O presidente do Brasil, Michel Temer (PMDB – SP), deu uma aula de como sobreviver em um ambiente hostil na posse de Raquel Dodge, 56 anos, como procuradora-geral da República. O primeiro discurso foi dela e, no final, recebeu uma prolongada e intensa salva de palmas. O seguinte a falar foi Temer, que, no final, pediu que fossem repetidas as palmas para a nova procuradora-geral. Com esse gesto, Temer evitou constranger a plateia de procuradores de aplaudi-lo. E também abortou qualquer manifestação silenciosa na plateia que tivesse sido preparada contra ele. E que se tornaria assunto principal em todos os noticiários e nas redes sociais. A plateia atendeu ao pedido de Temer e aplaudiu, mais uma vez, Raquel Dodge, com menos entusiasmo do que na primeira vez. Mas aplaudiu.
Usando o jargão dos jornalistas que comentam política, Temer fez mostras de que ele é uma “raposa velha” na arte da política. Vejam o cenário. Rodrigo Janot, que foi substituído por Raquel Dodge, fez duas denúncias contra Temer por corrupção. Da primeira, o presidente conseguiu safar-se, manobrando os parlamentares que impediram que o processo prosseguisse no Supremo Tribunal Federal (STF). Se os deputados federais tivessem autorizado o processo, ele seria afastado do cargo por 180 dias. A segunda denúncia, feita na semana passada, ainda está tramitando. Nos últimos meses, a troca de desaforos nas entrelinhas dos pronunciamentos, entre o grupo político de Temer e Janot, foi intensa. Aliás, o grupo político foi descrito por ex-procurador-geral, na sua última denúncia, como “quadrilhão” do PMDB.
Mais ainda. Temer não falou de improviso por obra do acaso. Ele falou de improviso porque uma das características do grupo político dele é agir na conjuntura que é gerada na hora pelo acontecimento em andamento, no caso a fala presidencial. Atento, ele viu no intenso aplauso recebido pela nova procuradora-geral um aviso que de alguma coisa iria acontecer. Por exemplo, se ele recebesse apenas meia dúzia de aplausos, o fato seria explorado pelos noticiários e redes sociais como “protesto silencioso”. Aqui, eu gostaria de refletir com os meus colegas repórteres, especialmente os novatos, a respeito da arte da política, que não é aprendida nas faculdades. Mas no cotidiano das disputas com os adversários. O grupo político de Temer é um dos mais competentes existentes no Brasil. Tem no seu currículo a vitoriosa conspiração que resultou no impeachment da presidente da República Dilma Rousseff (PT – RS), que foi substituída pelo seu vice, Temer.

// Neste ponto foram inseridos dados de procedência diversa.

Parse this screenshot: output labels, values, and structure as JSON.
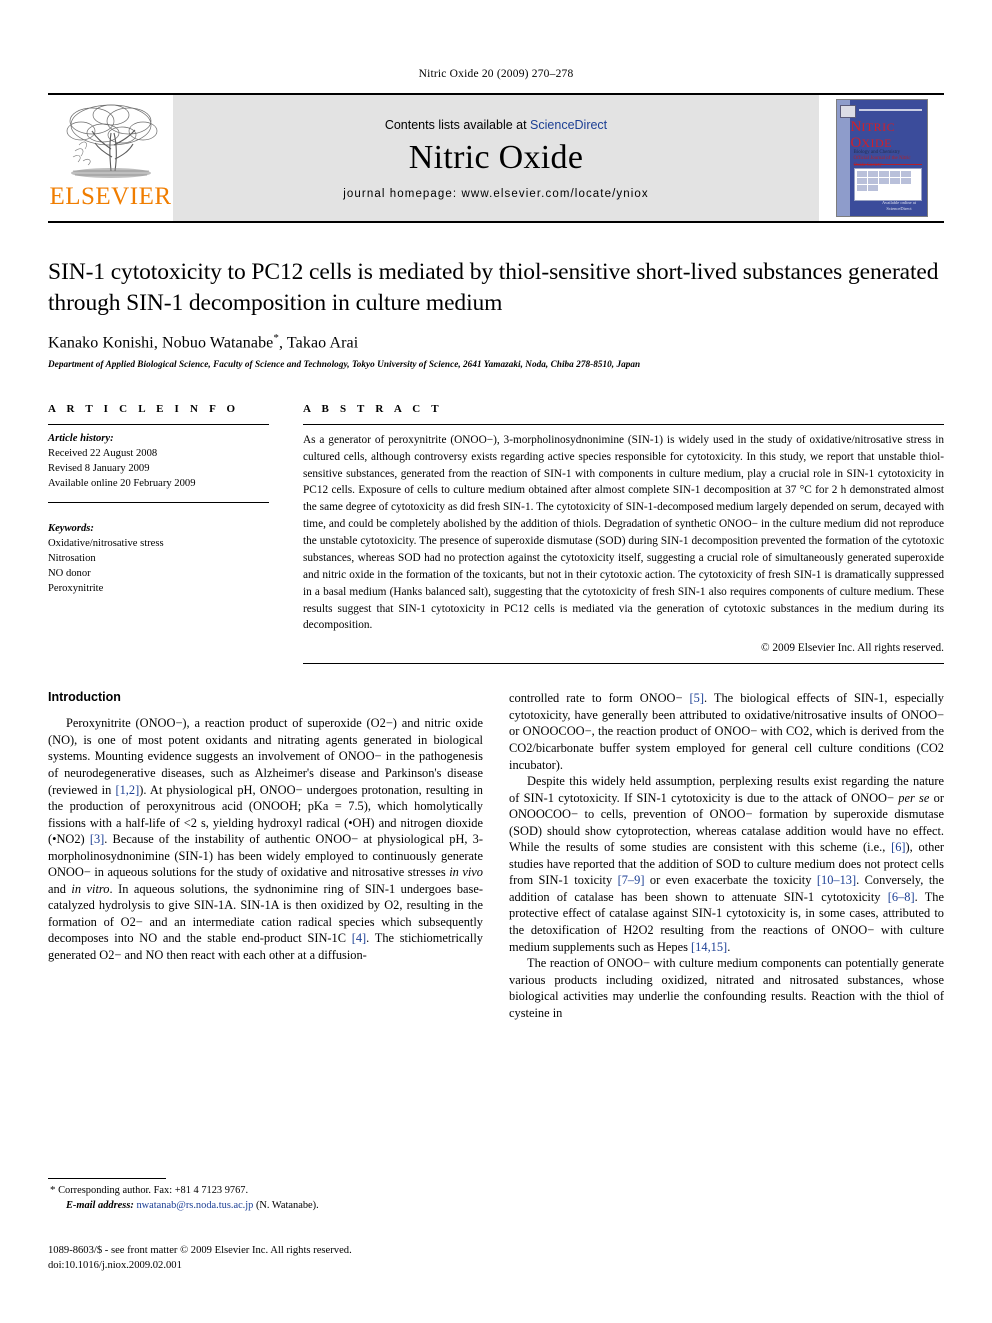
{
  "running_head": "Nitric Oxide 20 (2009) 270–278",
  "masthead": {
    "publisher_logo_word": "ELSEVIER",
    "contents_prefix": "Contents lists available at ",
    "contents_link": "ScienceDirect",
    "journal_name": "Nitric Oxide",
    "homepage": "journal homepage: www.elsevier.com/locate/yniox",
    "cover": {
      "title_line1_initial": "N",
      "title_line1_rest": "ITRIC",
      "title_line2_initial": "O",
      "title_line2_rest": "XIDE",
      "subtitle": "Biology and Chemistry",
      "society_line": "Official Journal of the Nitric Oxide Society",
      "footer": "Available online at\nScienceDirect"
    }
  },
  "article": {
    "title": "SIN-1 cytotoxicity to PC12 cells is mediated by thiol-sensitive short-lived substances generated through SIN-1 decomposition in culture medium",
    "authors_part1": "Kanako Konishi, Nobuo Watanabe",
    "authors_star": "*",
    "authors_part2": ", Takao Arai",
    "affiliation": "Department of Applied Biological Science, Faculty of Science and Technology, Tokyo University of Science, 2641 Yamazaki, Noda, Chiba 278-8510, Japan"
  },
  "info": {
    "heading": "A R T I C L E   I N F O",
    "history_label": "Article history:",
    "history": [
      "Received 22 August 2008",
      "Revised 8 January 2009",
      "Available online 20 February 2009"
    ],
    "keywords_label": "Keywords:",
    "keywords": [
      "Oxidative/nitrosative stress",
      "Nitrosation",
      "NO donor",
      "Peroxynitrite"
    ]
  },
  "abstract": {
    "heading": "A B S T R A C T",
    "text": "As a generator of peroxynitrite (ONOO−), 3-morpholinosydnonimine (SIN-1) is widely used in the study of oxidative/nitrosative stress in cultured cells, although controversy exists regarding active species responsible for cytotoxicity. In this study, we report that unstable thiol-sensitive substances, generated from the reaction of SIN-1 with components in culture medium, play a crucial role in SIN-1 cytotoxicity in PC12 cells. Exposure of cells to culture medium obtained after almost complete SIN-1 decomposition at 37 °C for 2 h demonstrated almost the same degree of cytotoxicity as did fresh SIN-1. The cytotoxicity of SIN-1-decomposed medium largely depended on serum, decayed with time, and could be completely abolished by the addition of thiols. Degradation of synthetic ONOO− in the culture medium did not reproduce the unstable cytotoxicity. The presence of superoxide dismutase (SOD) during SIN-1 decomposition prevented the formation of the cytotoxic substances, whereas SOD had no protection against the cytotoxicity itself, suggesting a crucial role of simultaneously generated superoxide and nitric oxide in the formation of the toxicants, but not in their cytotoxic action. The cytotoxicity of fresh SIN-1 is dramatically suppressed in a basal medium (Hanks balanced salt), suggesting that the cytotoxicity of fresh SIN-1 also requires components of culture medium. These results suggest that SIN-1 cytotoxicity in PC12 cells is mediated via the generation of cytotoxic substances in the medium during its decomposition.",
    "copyright": "© 2009 Elsevier Inc. All rights reserved."
  },
  "body": {
    "introduction_heading": "Introduction",
    "left_paragraph_1": {
      "seg1": "Peroxynitrite (ONOO−), a reaction product of superoxide (O2−) and nitric oxide (NO), is one of most potent oxidants and nitrating agents generated in biological systems. Mounting evidence suggests an involvement of ONOO− in the pathogenesis of neurodegenerative diseases, such as Alzheimer's disease and Parkinson's disease (reviewed in ",
      "ref1": "[1,2]",
      "seg2": "). At physiological pH, ONOO− undergoes protonation, resulting in the production of peroxynitrous acid (ONOOH; pKa = 7.5), which homolytically fissions with a half-life of <2 s, yielding hydroxyl radical (•OH) and nitrogen dioxide (•NO2) ",
      "ref2": "[3]",
      "seg3": ". Because of the instability of authentic ONOO− at physiological pH, 3-morpholinosydnonimine (SIN-1) has been widely employed to continuously generate ONOO− in aqueous solutions for the study of oxidative and nitrosative stresses ",
      "italic1": "in vivo",
      "seg4": " and ",
      "italic2": "in vitro",
      "seg5": ". In aqueous solutions, the sydnonimine ring of SIN-1 undergoes base-catalyzed hydrolysis to give SIN-1A. SIN-1A is then oxidized by O2, resulting in the formation of O2− and an intermediate cation radical species which subsequently decomposes into NO and the stable end-product SIN-1C ",
      "ref3": "[4]",
      "seg6": ". The stichiometrically generated O2− and NO then react with each other at a diffusion-"
    },
    "right_paragraph_1": {
      "seg1": "controlled rate to form ONOO− ",
      "ref1": "[5]",
      "seg2": ". The biological effects of SIN-1, especially cytotoxicity, have generally been attributed to oxidative/nitrosative insults of ONOO− or ONOOCOO−, the reaction product of ONOO− with CO2, which is derived from the CO2/bicarbonate buffer system employed for general cell culture conditions (CO2 incubator)."
    },
    "right_paragraph_2": {
      "seg1": "Despite this widely held assumption, perplexing results exist regarding the nature of SIN-1 cytotoxicity. If SIN-1 cytotoxicity is due to the attack of ONOO− ",
      "italic1": "per se",
      "seg2": " or ONOOCOO− to cells, prevention of ONOO− formation by superoxide dismutase (SOD) should show cytoprotection, whereas catalase addition would have no effect. While the results of some studies are consistent with this scheme (i.e., ",
      "ref1": "[6]",
      "seg3": "), other studies have reported that the addition of SOD to culture medium does not protect cells from SIN-1 toxicity ",
      "ref2": "[7–9]",
      "seg4": " or even exacerbate the toxicity ",
      "ref3": "[10–13]",
      "seg5": ". Conversely, the addition of catalase has been shown to attenuate SIN-1 cytotoxicity ",
      "ref4": "[6–8]",
      "seg6": ". The protective effect of catalase against SIN-1 cytotoxicity is, in some cases, attributed to the detoxification of H2O2 resulting from the reactions of ONOO− with culture medium supplements such as Hepes ",
      "ref5": "[14,15]",
      "seg7": "."
    },
    "right_paragraph_3": {
      "seg1": "The reaction of ONOO− with culture medium components can potentially generate various products including oxidized, nitrated and nitrosated substances, whose biological activities may underlie the confounding results. Reaction with the thiol of cysteine in"
    }
  },
  "footnote": {
    "star": "*",
    "corresponding": " Corresponding author. Fax: +81 4 7123 9767.",
    "email_label": "E-mail address:",
    "email": "nwatanab@rs.noda.tus.ac.jp",
    "email_suffix": " (N. Watanabe)."
  },
  "footer": {
    "line1": "1089-8603/$ - see front matter © 2009 Elsevier Inc. All rights reserved.",
    "line2": "doi:10.1016/j.niox.2009.02.001"
  },
  "colors": {
    "link_blue": "#1c3f94",
    "elsevier_orange": "#f07d00",
    "cover_blue": "#3b4c9b",
    "cover_red": "#d0202a",
    "masthead_gray": "#e3e3e3"
  }
}
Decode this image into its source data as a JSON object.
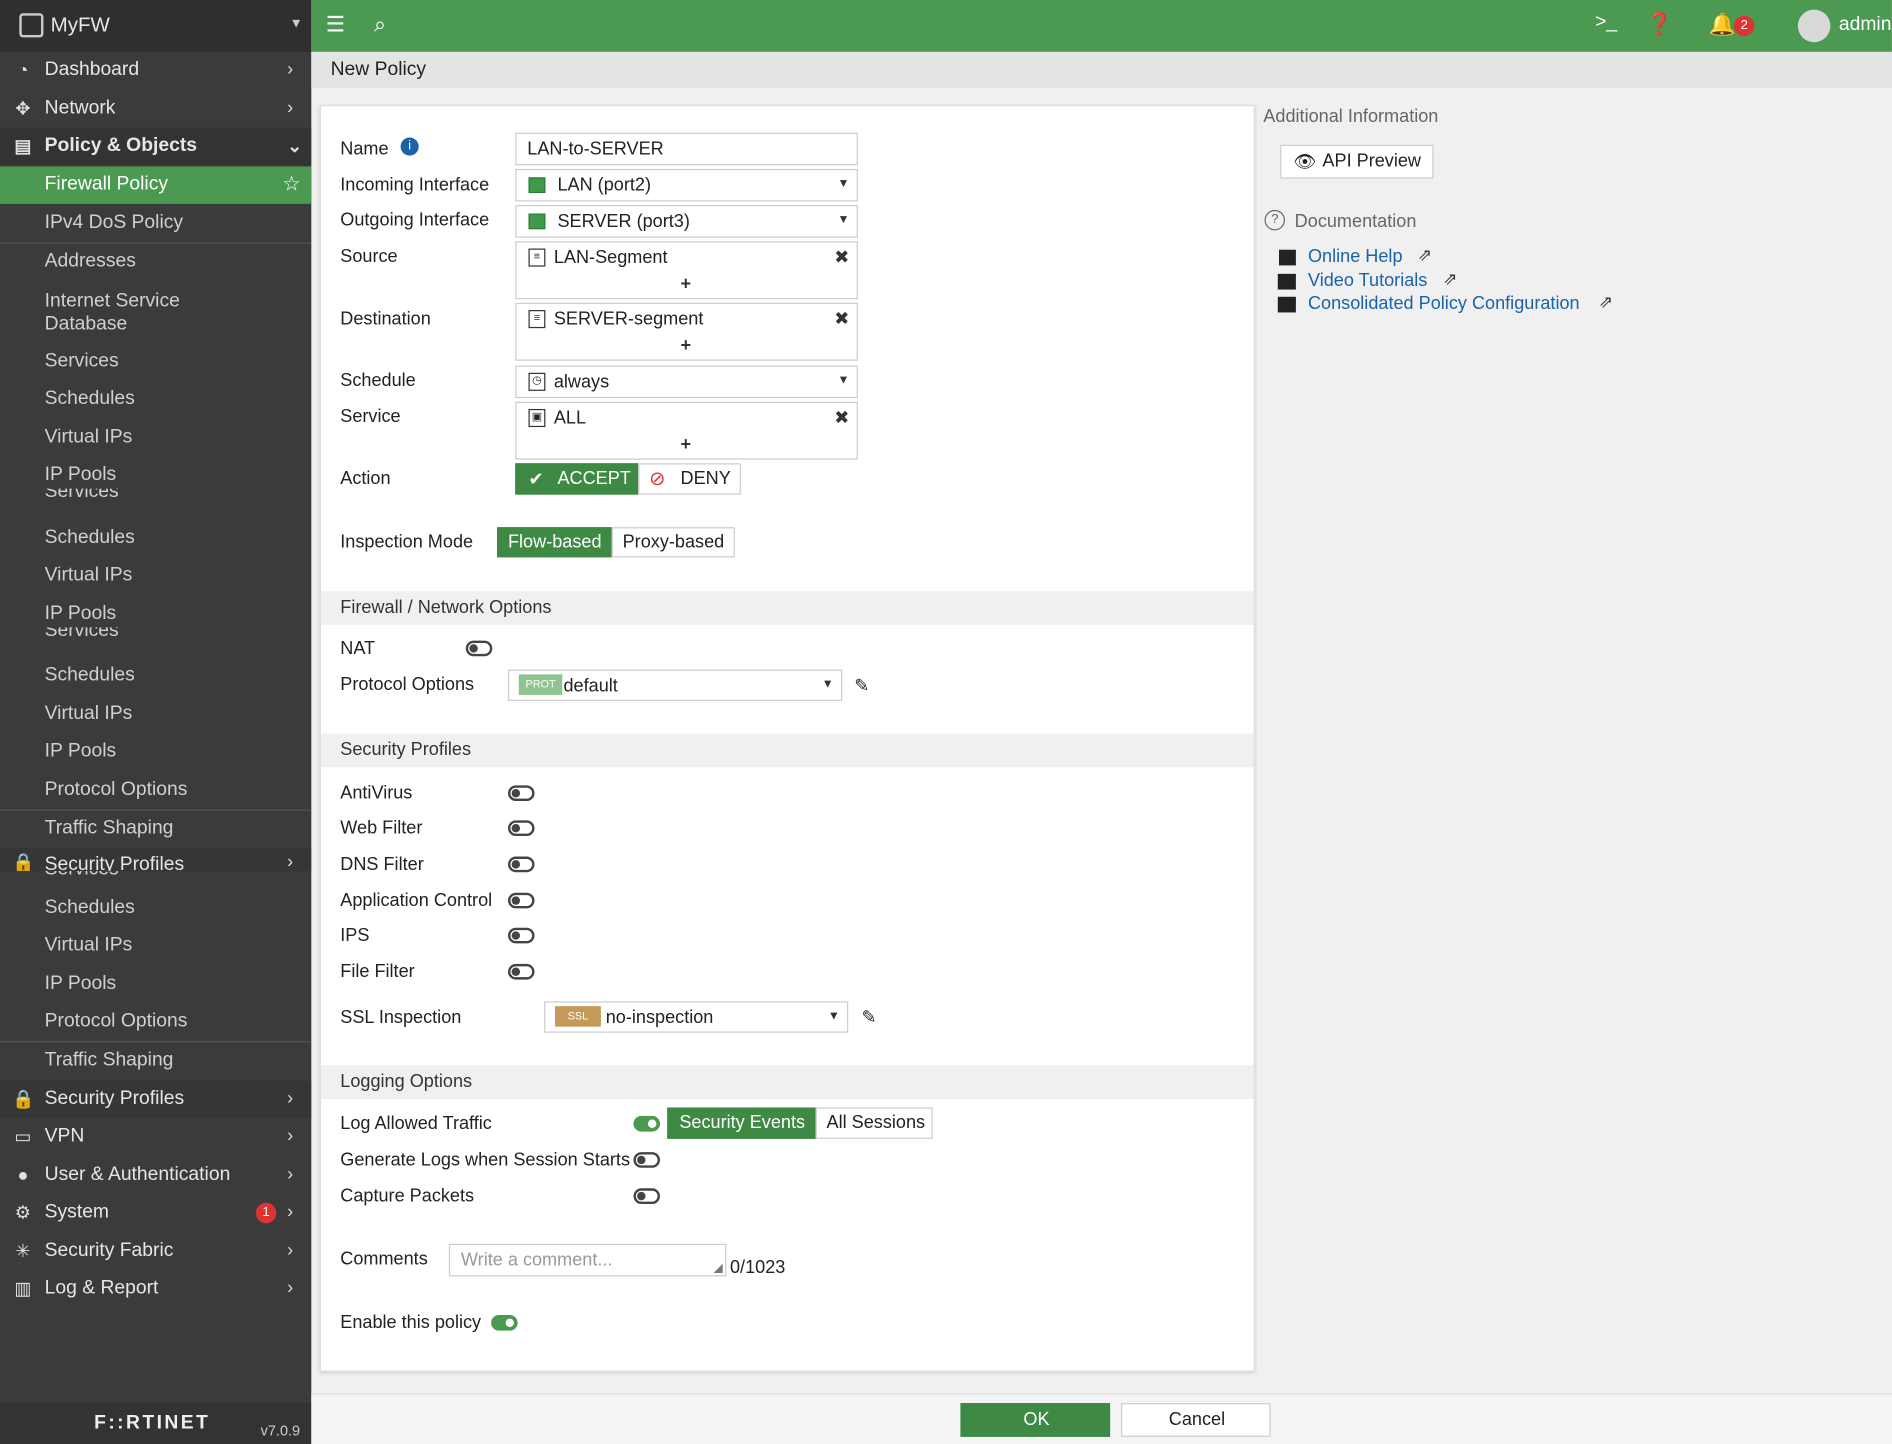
{
  "app": {
    "title": "MyFW",
    "version": "v7.0.9",
    "brand": "F::RTINET"
  },
  "sidebar": {
    "top_items": [
      {
        "icon": "dashboard-icon",
        "label": "Dashboard"
      },
      {
        "icon": "network-icon",
        "label": "Network"
      },
      {
        "icon": "policy-icon",
        "label": "Policy & Objects"
      }
    ],
    "policy_sub": [
      "Firewall Policy",
      "IPv4 DoS Policy",
      "Addresses",
      "Internet Service Database",
      "Services",
      "Schedules",
      "Virtual IPs",
      "IP Pools",
      "Services",
      "Schedules",
      "Virtual IPs",
      "IP Pools",
      "Services",
      "Schedules",
      "Virtual IPs",
      "IP Pools",
      "Protocol Options",
      "Traffic Shaping",
      "Security Profiles",
      "Services",
      "Schedules",
      "Virtual IPs",
      "IP Pools",
      "Protocol Options",
      "Traffic Shaping"
    ],
    "bottom_items": [
      {
        "icon": "lock-icon",
        "label": "Security Profiles"
      },
      {
        "icon": "vpn-icon",
        "label": "VPN"
      },
      {
        "icon": "user-icon",
        "label": "User & Authentication"
      },
      {
        "icon": "gear-icon",
        "label": "System",
        "badge": "1"
      },
      {
        "icon": "fabric-icon",
        "label": "Security Fabric"
      },
      {
        "icon": "report-icon",
        "label": "Log & Report"
      }
    ]
  },
  "topbar": {
    "notifications": "2",
    "user": "admin"
  },
  "breadcrumb": "New Policy",
  "form": {
    "name_label": "Name",
    "name_value": "LAN-to-SERVER",
    "incoming_label": "Incoming Interface",
    "incoming_value": "LAN (port2)",
    "outgoing_label": "Outgoing Interface",
    "outgoing_value": "SERVER (port3)",
    "source_label": "Source",
    "source_value": "LAN-Segment",
    "destination_label": "Destination",
    "destination_value": "SERVER-segment",
    "schedule_label": "Schedule",
    "schedule_value": "always",
    "service_label": "Service",
    "service_value": "ALL",
    "action_label": "Action",
    "accept_label": "ACCEPT",
    "deny_label": "DENY",
    "inspection_label": "Inspection Mode",
    "flow_label": "Flow-based",
    "proxy_label": "Proxy-based",
    "fw_section": "Firewall / Network Options",
    "nat_label": "NAT",
    "protocol_label": "Protocol Options",
    "protocol_tag": "PROT",
    "protocol_value": "default",
    "security_section": "Security Profiles",
    "profiles": [
      "AntiVirus",
      "Web Filter",
      "DNS Filter",
      "Application Control",
      "IPS",
      "File Filter"
    ],
    "ssl_label": "SSL Inspection",
    "ssl_tag": "SSL",
    "ssl_value": "no-inspection",
    "logging_section": "Logging Options",
    "log_allowed_label": "Log Allowed Traffic",
    "security_events_label": "Security Events",
    "all_sessions_label": "All Sessions",
    "gen_logs_label": "Generate Logs when Session Starts",
    "capture_label": "Capture Packets",
    "comments_label": "Comments",
    "comments_placeholder": "Write a comment...",
    "comments_count": "0/1023",
    "enable_label": "Enable this policy"
  },
  "info": {
    "title": "Additional Information",
    "api_preview": "API Preview",
    "doc_title": "Documentation",
    "links": [
      "Online Help",
      "Video Tutorials",
      "Consolidated Policy Configuration"
    ]
  },
  "buttons": {
    "ok": "OK",
    "cancel": "Cancel"
  },
  "colors": {
    "accent": "#4c9a52",
    "sidebar": "#3b3b3b",
    "link": "#1a63a8",
    "badge": "#dd3333"
  }
}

E também está no currículo do grupo político uma jogada que conseguiu constranger a nova procuradora-geral, bem antes de ela tomar posse. Em agosto, Raquel Dodge foi à noite, fora da agenda, a uma reunião com o presidente no Palácio Jaburu. Na ocasião, ele respondeu perante a opinião pública o fato de ter recebido à noite, e fora de agenda, no Jaburu, o empresário Joesley Batista, um dos donos da JBS e delator da Operação Lava Jato – a história toda pode ser encontrada na internet. Claro que o encontro teve uma imensa repercussão nos noticiários e nas redes sociais. Para Temer, serviu para mostrar que era uma rotina de trabalho receber à noite, no Jaburu, pessoas para encontros fora da agenda. Portanto, as condições em que aconteceu o encontro com o empresário não foram uma exceção.
Aqui, eu gostaria de compartilhar com os meus colegas uma lembrança que sempre faço nas minhas palestras. Todos são amigos do repórter até que se transformem em uma boa história. Assim que Raquel Dodge sentou-se na cadeira de procuradora-geral da República, ela não tem mais amigos. A conjuntura política atual do Brasil não permite que o nó dado no pescoço do grupo político do Temer por Janot seja afrouxado. A cabeça deles é a passagem para a história da nova procuradora-geral.
“O grupo político de Temer é um dos mais competentes existentes no Brasil”. Entendi o contexto, mas entendo que a frase devia ser complementada, como … na arte de ludibriar… blindagem do presidente… defesa dos próprios interesses… na dissimulação… na articulação maquiavélica… na mobilização da compra de votos… porque este grupo é o que está no governo, é o governo, e dito assim “competente” sem identificação da competência e para quais os fins, pode passar a impressão de aprovacao deste governo, quando sabemos que a grande parte de seus membros são investigados e denunciados por corrupção. Então, a “competência do grupo” se estende também à capacidade de corromper, ser corrompido e se beneficiar da corrupção quase sem ser molestado, fiscalizado, impune, e estar livre para continuar corrompendo, porquê também nisso há uma certa competência, a quase certeza da impunidade. Desculpe me intrometer. Grato pelo espaço.